So, a man was sat on a log in a wood, a dark wood in Scotland. “Why am I in a wood?” thought this chap, “Why am I in a wood sitting and thinking about things that don’t add up to much?” Jim couldn’t think of anything at all, such was his mind so stuck in a loop, always asking stupid things without any solution.
Without warning, a rabbit was in front of him.”Good morning to you, Sir” said this rabbit, “I am Jason Rabbit and I am a magic rabbit”. Jim, this Scottish guy, didn’t know what to say at first and just sat staring at this amazing talking Jason Rabbit.
“I can do magic things” said Jason, by way of making it obvious. “Oh!” said Jim, “That’s good! I’m sat in a dark wood in Scotland and this is a talking rabbit! Now I’m crazy on top of it all!”
“No, that’s not how it is!” said this magic bunny furiously. “I’m a magic rabbit and I can do amazing things for you if you wish it so. It’s not you that’s crazy.” Jim sat and thought about good things to wish for, not caring if this was an hallucination or not. “Okay” said our Scottish man finally, “I’d want a glass of whisky first so that I can think a bit.” “Good!” said Jason, “What kind of whisky do you want?” At last Jim had a fantastic and cunning thought.

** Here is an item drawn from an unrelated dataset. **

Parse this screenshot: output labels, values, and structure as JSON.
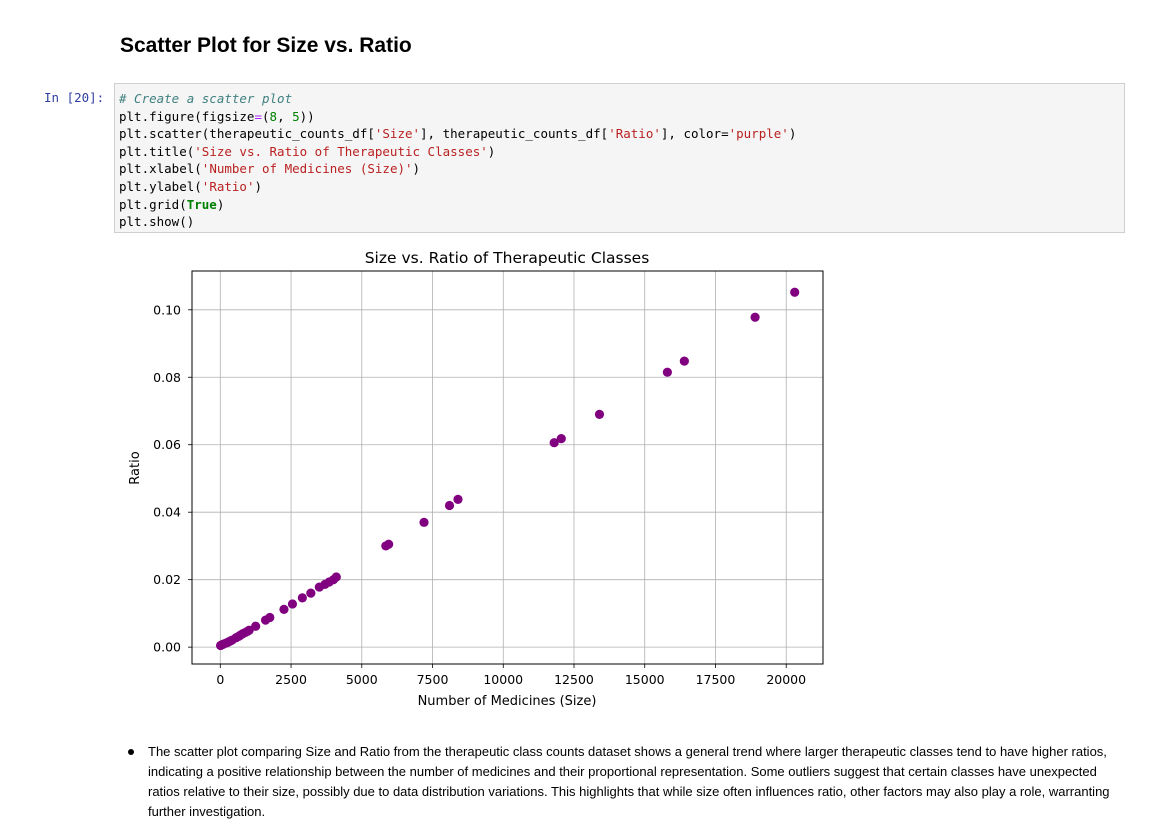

“Pour a bit of magic whisky into my cup. I want a magic whisky that allows a chap to think fantastic thoughts and that grants him an ability to do good for all living things.”
“That’s a fantastic wish!” said Jason Rabbit filling a glass with magic fluid, “You know a thing or two about wisdom and compassion without any tricks. What can magic whisky do for you anyway?”
“I don’t know, my poor rabbit pal” said Jim, “but I am hungry and thirsty so I cannot wait. I would wish for food to go with my whisky but i’m not so smart as all that so I’m afraid I’ll do a rabbit sandwich if I can catch you and you don’t fight back too much.”
With a sigh and a shrug and lying down on a log, Jason Rabbit didn’t fight at all. And so our infamous Scotsman had his sandwich without any fuss, turning this poor magic rabbit into a snack as if it was nothing.
Without warning, though, a rush of guilt sprang up and got him by the throat. “Oh my god! I’m such an idiot!” said Jim, “Why didn’t I drink my bloody whisky first?” So down his throat a gulp of whisky did slosh. “Oh!” said Jim, anticipating nirvana. In his situation, what would you do?